Je viens d’une fratrie de 8 enfants dont une grande sœur qui m’a un peu élevée. Elle m’emmenait aux manifs. J’ai commencé à devenir militante quand j’étais en seconde, lors du mouvement contre la réforme des retraites en 2011. J’ai commencé par aller coller des affiches. Mais c’est vraiment lors des dernières élections européennes que j’ai commencé à me dire que si on veut changer les choses, il faut des gens volontaires et dynamiques qui s’impliquent. Quand on m’a proposé d’être sur la liste aux municipales, j’ai accepté.

Etre jeune est-il un handicap ?
Avec des convictions, être jeune n’est pas un handicap. C’est même une force, je pense. On apporte un dynamisme nouveau par rapport à ceux qui sont ancrés dans la vie politique.

Comment voyez-vous votre rôle d’élue ?
Comme un moyen de changer les choses, ce qui commence par le concret et le terrain, au niveau local. Etre élue permet d’agir et de mieux comprendre comment fonctionnent les choses.

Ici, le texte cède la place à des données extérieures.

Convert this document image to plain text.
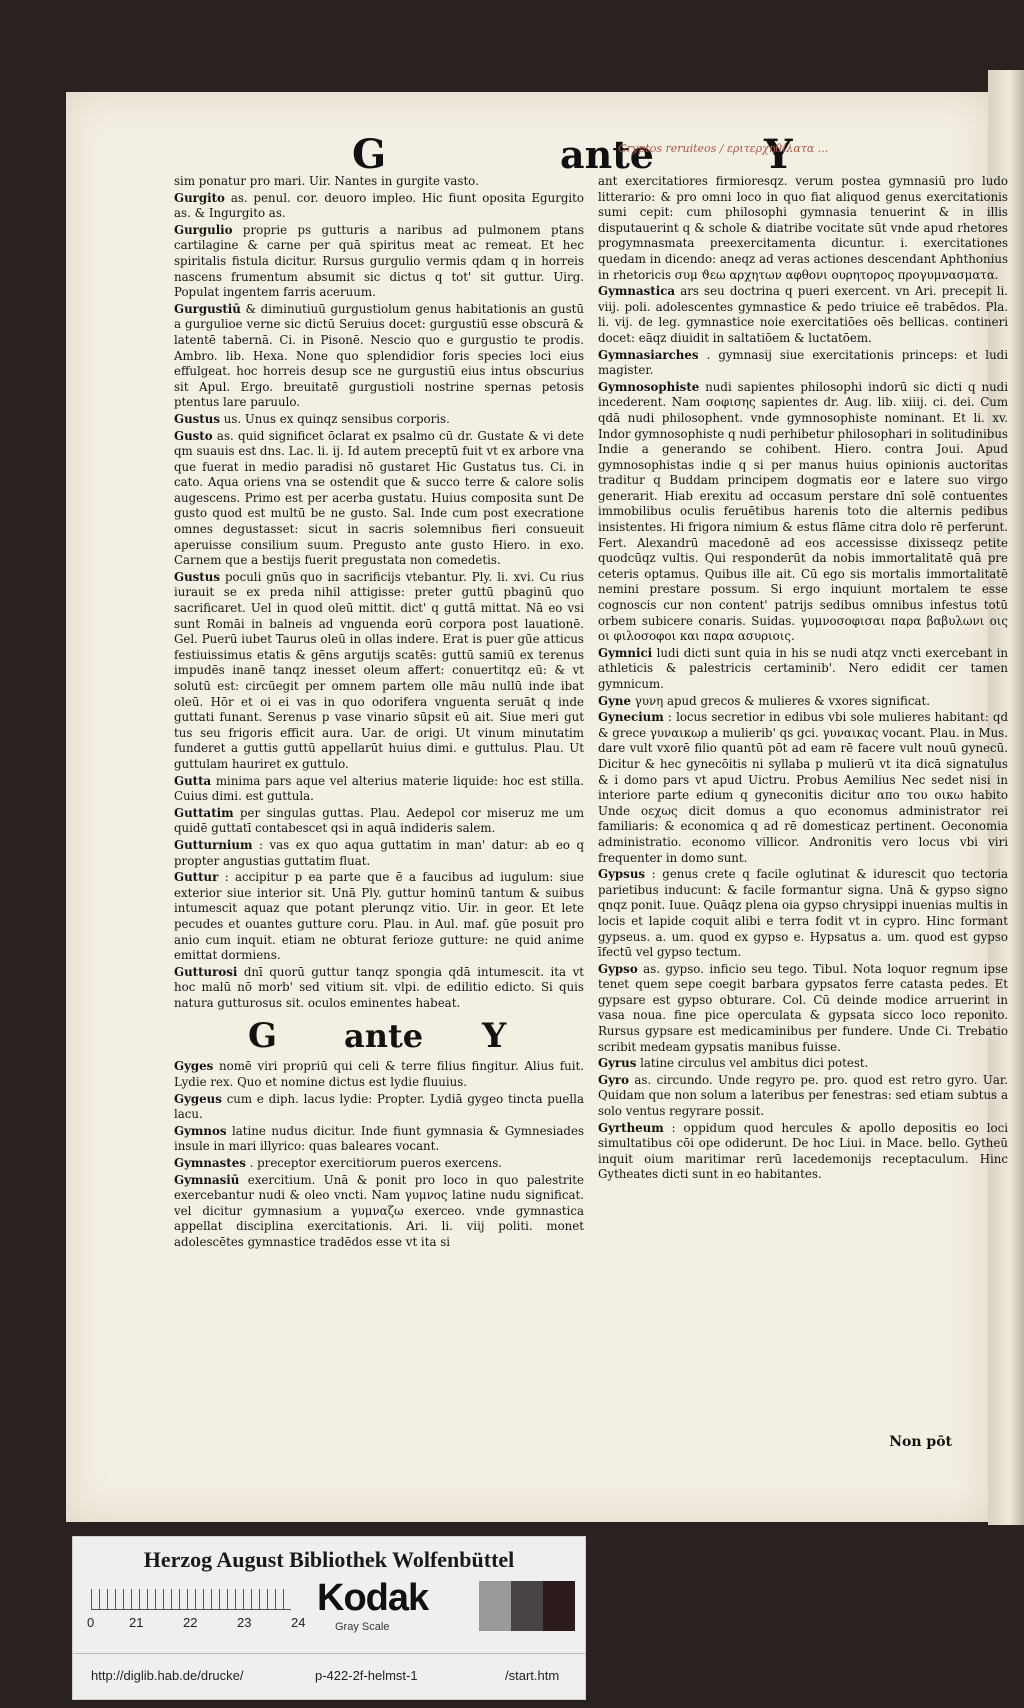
G	ante	Y
Gryptos reruiteos / εριτερχηθίλατα ...
sim ponatur pro mari. Uir. Nantes in gurgite vasto.
Gurgito as. penul. cor. deuoro impleo. Hic fiunt oposita Egurgito as. & Ingurgito as.
Gurgulio proprie ps gutturis a naribus ad pulmonem ptans cartilagine & carne per quā spiritus meat ac remeat. Et hec spiritalis fistula dicitur. Rursus gurgulio vermis qdam q in horreis nascens frumentum absumit sic dictus q tot' sit guttur. Uirg. Populat ingentem farris aceruum.
Gurgustiū & diminutiuū gurgustiolum genus habitationis an gustū a gurgulioe verne sic dictū Seruius docet: gurgustiū esse obscurā & latentē tabernā. Ci. in Pisonē. Nescio quo e gurgustio te prodis. Ambro. lib. Hexa. None quo splendidior foris species loci eius effulgeat. hoc horreis desup sce ne gurgustiū eius intus obscurius sit Apul. Ergo. breuitatē gurgustioli nostrine spernas petosis ptentus lare paruulo.
Gustus us. Unus ex quinqz sensibus corporis.
Gusto as. quid significet ōclarat ex psalmo cū dr. Gustate & vi dete qm suauis est dns. Lac. li. ij. Id autem preceptū fuit vt ex arbore vna que fuerat in medio paradisi nō gustaret Hic Gustatus tus. Ci. in cato. Aqua oriens vna se ostendit que & succo terre & calore solis augescens. Primo est per acerba gustatu. Huius composita sunt De gusto quod est multū be ne gusto. Sal. Inde cum post execratione omnes degustasset: sicut in sacris solemnibus fieri consueuit aperuisse consilium suum. Pregusto ante gusto Hiero. in exo. Carnem que a bestijs fuerit pregustata non comedetis.
Gustus poculi gnūs quo in sacrificijs vtebantur. Ply. li. xvi. Cu rius iurauit se ex preda nihil attigisse: preter guttū pbaginū quo sacrificaret. Uel in quod oleū mittit. dict' q guttā mittat. Nā eo vsi sunt Romāi in balneis ad vnguenda eorū corpora post lauationē. Gel. Puerū iubet Taurus oleū in ollas indere. Erat is puer gūe atticus festiuissimus etatis & gēns argutijs scatēs: guttū samiū ex terenus impudēs inanē tanqz inesset oleum affert: conuertitqz eū: & vt solutū est: circūegit per omnem partem olle māu nullū inde ibat oleū. Hōr et oi ei vas in quo odorifera vnguenta seruāt q inde guttati funant. Serenus p vase vinario sūpsit eū ait. Siue meri gut tus seu frigoris efficit aura. Uar. de origi. Ut vinum minutatim funderet a guttis guttū appellarūt huius dimi. e guttulus. Plau. Ut guttulam hauriret ex guttulo.
Gutta minima pars aque vel alterius materie liquide: hoc est stilla. Cuius dimi. est guttula.
Guttatim per singulas guttas. Plau. Aedepol cor miseruz me um quidē guttatī contabescet qsi in aquā indideris salem.
Gutturnium : vas ex quo aqua guttatim in man' datur: ab eo q propter angustias guttatim fluat.
Guttur : accipitur p ea parte que ē a faucibus ad iugulum: siue exterior siue interior sit. Unā Ply. guttur hominū tantum & suibus intumescit aquaz que potant plerunqz vitio. Uir. in geor. Et lete pecudes et ouantes gutture coru. Plau. in Aul. maf. gūe posuit pro anio cum inquit. etiam ne obturat ferioze gutture: ne quid anime emittat dormiens.
Gutturosi dnī quorū guttur tanqz spongia qdā intumescit. ita vt hoc malū nō morb' sed vitium sit. vlpi. de edilitio edicto. Si quis natura gutturosus sit. oculos eminentes habeat.
G ante Y
Gyges nomē viri propriū qui celi & terre filius fingitur. Alius fuit. Lydie rex. Quo et nomine dictus est lydie fluuius.
Gygeus cum e diph. lacus lydie: Propter. Lydiā gygeo tincta puella lacu.
Gymnos latine nudus dicitur. Inde fiunt gymnasia & Gymnesiades insule in mari illyrico: quas baleares vocant.
Gymnastes . preceptor exercitiorum pueros exercens.
Gymnasiū exercitium. Unā & ponit pro loco in quo palestrite exercebantur nudi & oleo vncti. Nam γυμνος latine nudu significat. vel dicitur gymnasium a γυμναζω exerceo. vnde gymnastica appellat disciplina exercitationis. Ari. li. viij politi. monet adolescētes gymnastice tradēdos esse vt ita si
ant exercitatiores firmioresqz. verum postea gymnasiū pro ludo litterario: & pro omni loco in quo fiat aliquod genus exercitationis sumi cepit: cum philosophi gymnasia tenuerint & in illis disputauerint q & schole & diatribe vocitate sūt vnde apud rhetores progymnasmata preexercitamenta dicuntur. i. exercitationes quedam in dicendo: aneqz ad veras actiones descendant Aphthonius in rhetoricis συμ ϑεω αρχητων αφθονι ουρητορος προγυμνασματα.
Gymnastica ars seu doctrina q pueri exercent. vn Ari. precepit li. viij. poli. adolescentes gymnastice & pedo triuice eē trabēdos. Pla. li. vij. de leg. gymnastice noie exercitatiōes oēs bellicas. contineri docet: eāqz diuidit in saltatiōem & luctatōem.
Gymnasiarches . gymnasij siue exercitationis princeps: et ludi magister.
Gymnosophiste nudi sapientes philosophi indorū sic dicti q nudi incederent. Nam σοφισης sapientes dr. Aug. lib. xiiij. ci. dei. Cum qdā nudi philosophent. vnde gymnosophiste nominant. Et li. xv. Indor gymnosophiste q nudi perhibetur philosophari in solitudinibus Indie a generando se cohibent. Hiero. contra Joui. Apud gymnosophistas indie q si per manus huius opinionis auctoritas traditur q Buddam principem dogmatis eor e latere suo virgo generarit. Hiab erexitu ad occasum perstare dnī solē contuentes immobilibus oculis feruētibus harenis toto die alternis pedibus insistentes. Hi frigora nimium & estus flāme citra dolo rē perferunt. Fert. Alexandrū macedonē ad eos accessisse dixisseqz petite quodcūqz vultis. Qui responderūt da nobis immortalitatē quā pre ceteris optamus. Quibus ille ait. Cū ego sis mortalis immortalitatē nemini prestare possum. Si ergo inquiunt mortalem te esse cognoscis cur non content' patrijs sedibus omnibus infestus totū orbem subicere conaris. Suidas. γυμνοσοφισαι παρα βαβυλωνι οις οι φιλοσοφοι και παρα ασυριοις.
Gymnici ludi dicti sunt quia in his se nudi atqz vncti exercebant in athleticis & palestricis certaminib'. Nero edidit cer tamen gymnicum.
Gyne γυνη apud grecos & mulieres & vxores significat.
Gynecium : locus secretior in edibus vbi sole mulieres habitant: qd & grece γυναικωρ a mulierib' qs gci. γυναικας vocant. Plau. in Mus. dare vult vxorē filio quantū pōt ad eam rē facere vult nouū gynecū. Dicitur & hec gynecōitis ni syllaba p mulierū vt ita dicā signatulus & i domo pars vt apud Uictru. Probus Aemilius Nec sedet nisi in interiore parte edium q gyneconitis dicitur απο του οικω habito Unde οεχως dicit domus a quo economus administrator rei familiaris: & economica q ad rē domesticaz pertinent. Oeconomia administratio. economo villicor. Andronitis vero locus vbi viri frequenter in domo sunt.
Gypsus : genus crete q facile oglutinat & idurescit quo tectoria parietibus inducunt: & facile formantur signa. Unā & gypso signo qnqz ponit. Iuue. Quāqz plena oia gypso chrysippi inuenias multis in locis et lapide coquit alibi e terra fodit vt in cypro. Hinc formant gypseus. a. um. quod ex gypso e. Hypsatus a. um. quod est gypso īfectū vel gypso tectum.
Gypso as. gypso. inficio seu tego. Tibul. Nota loquor regnum ipse tenet quem sepe coegit barbara gypsatos ferre catasta pedes. Et gypsare est gypso obturare. Col. Cū deinde modice arruerint in vasa noua. fine pice operculata & gypsata sicco loco reponito. Rursus gypsare est medicaminibus per fundere. Unde Ci. Trebatio scribit medeam gypsatis manibus fuisse.
Gyrus latine circulus vel ambitus dici potest.
Gyro as. circundo. Unde regyro pe. pro. quod est retro gyro. Uar. Quidam que non solum a lateribus per fenestras: sed etiam subtus a solo ventus regyrare possit.
Gyrtheum : oppidum quod hercules & apollo depositis eo loci simultatibus cōi ope odiderunt. De hoc Liui. in Mace. bello. Gytheū inquit oium maritimar rerū lacedemonijs receptaculum. Hinc Gytheates dicti sunt in eo habitantes.
Non pōt
Herzog August Bibliothek Wolfenbüttel
0	21	22	23	24
Kodak
Gray Scale
http://diglib.hab.de/drucke/	p-422-2f-helmst-1	/start.htm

Quelles sont vos principales tâches ? Quel temps y consacrez-vous ?
J’ai un « petit » service et ça se passe bien, mais j’ai quand même quitté mon travail car j’étais tiraillée entre le boulot et la charge d’ajointe, avec parfois des rendez-vous qui « s’entrechoquaient » ! Je suis à la recherche d’un mi-temps, je pense que c’est l’idéal pour être efficace, sinon on fait les choses à moitié. Le temps passé varie selon les périodes. La semaine dernière était légère, j’ai peut-être fait une douzaine d’heures. Mais cette semaine, je n’arrête pas, avec des réunions en visio tous les soirs. En raison de ma charge, je suis aux conseils d’administration de la Maison de l’Europe et de Bourgogne-Franche-Comté International. L’ensemble occasionne pas mal de réunions avec des organismes autour de l’international, mais c’est une chance car si on veut faire fonctionner les relations internationales, il faut des associations dynamiques et motivées et je m’aperçois que c’est le cas à Besançon. En plus des dossiers de mon service, je participe à plusieurs commissions municipales et je fais partie du syndicat mixte du Scot de l’agglomération (1) et du comité de suivi de la Ville amie des enfants. Cela implique beaucoup de réunions.

Après presque un an d’exercice, est-ce que cela correspond à ce que vous imaginiez ? Avez-vous eu des surprises, des déceptions ?
Je me suis inscrite sur la liste par conviction mais je ne savais pas vraiment à quoi m’attendre. J’ai découvert toutes les tâches en prenant mes fonctions. Ce qui peut me décevoir, c’est une certaine lourdeur, le fait que tout ne va pas aussi vite qu’on peut l’espérer. A l’opposé, je suis agréablement surprise de voir que Besançon a autant de liens internationaux.

Ces fonctions vous plaisent-elles ?
Après presque un an, je peux dire que ça me plaît. J’ai pris le rythme, je suis très attachée à mes délégations et je fais du mieux que je peux pour tenir mon rôle d’élue. Cela a mis un peu de temps parce qu’il faut faire sa place dans la vie politique et comprendre comment elle fonctionne.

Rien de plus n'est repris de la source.